Statistical analyses
Sputum cell counts were expressed as arithmetic mean ± SD when normally distributed, or as median (interquartile range [IQR]) when non-normally distributed. The normal range was expressed by mean ±2 SD, as well as the median and 10th and 90th percentiles. The difference in the cell counts between men and women was assessed using independent t tests for normally distributed data and Wilcoxon rank-sum test for nonparametric data. To account for multiple analyses, P<0.01 was considered to be statistically significant. The effect of spirometric measurements (absolute and per cent predicted) on sputum cell counts was assessed using linear regression. Significance was accepted at 95%. To assess interobserver agreement in the differential sputum cell count, Bland-Altman plots were performed and intraclass correlation coefficients (ICC) were calculated.
RESULTS
Study subjects
Subject enrollment began in January 2010 and ended in March 2012. Subject flow is summarized in Figure 1. Of the 105 subjects who volunteered to participate, 11 were excluded due to a positive methacholine challenge test, 16 were withdrawn due to difficulties attending all required study visits and nine were excluded because at least one of their sputum samples was unsatisfactory for interpretation. Sixty-nine subjects were included in the final analyses. Subject characteristics are summarized in Table 1. The majority of the subjects were Caucasian (n=54) and female (n=43). The study population had normal spirometry.

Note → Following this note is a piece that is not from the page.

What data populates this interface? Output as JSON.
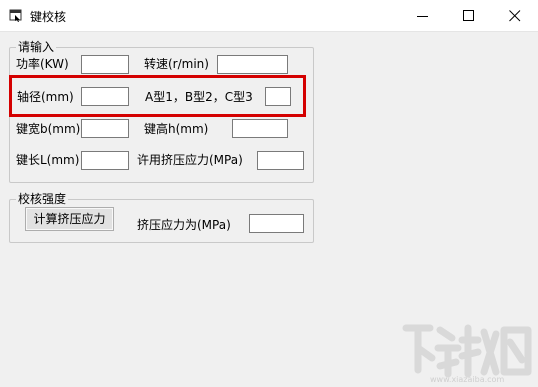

None of the subjects were taking regular medications at the time of enrollment.
Figure 1).
Subject flow
TABLE 1.
Baseline characteristics of subjects
| Characteristic | |
|---|---|
| Age, years | 35.7±9.8 |
| Male:female, n:n | 26:43 |
| Ethnicity, n (%) | |
| Caucasian | 54 (78) |
| Asian | 10 (14) |
| Other | 5 (8) |
| Body mass index, kg/m2 | 24.55±3.85 |
| Smoking, pack-years | 0.3±1 |
| FEV1, L | 3.70±0.79 |
| FEV1, % predicted | 106±12.2 |
| FVC, L | 4.65±1.04 |
| FVC, % predicted | 108±18.7 |
| FEV1/FVC | 0.80±0.06 |
Data presented as mean ± SD unless otherwise indicated. FEV1 Forced expiratory volume in 1 s; FVC Forced vital capacity
Induced sputum cell counts
The median sputum weight was 0.60 g (IQR 0.26 g to 1.56 g), similar to previously reported values (18). Table 2 summarizes the induced sputum total and differential cell counts (×106 cells/g). Table 3 summarizes the range of induced sputum differential cell percentages. The majority of cells were neutrophils and macrophages.
TABLE 2.
Normal range of induced sputum total and differential cell counts (×106 cells/g)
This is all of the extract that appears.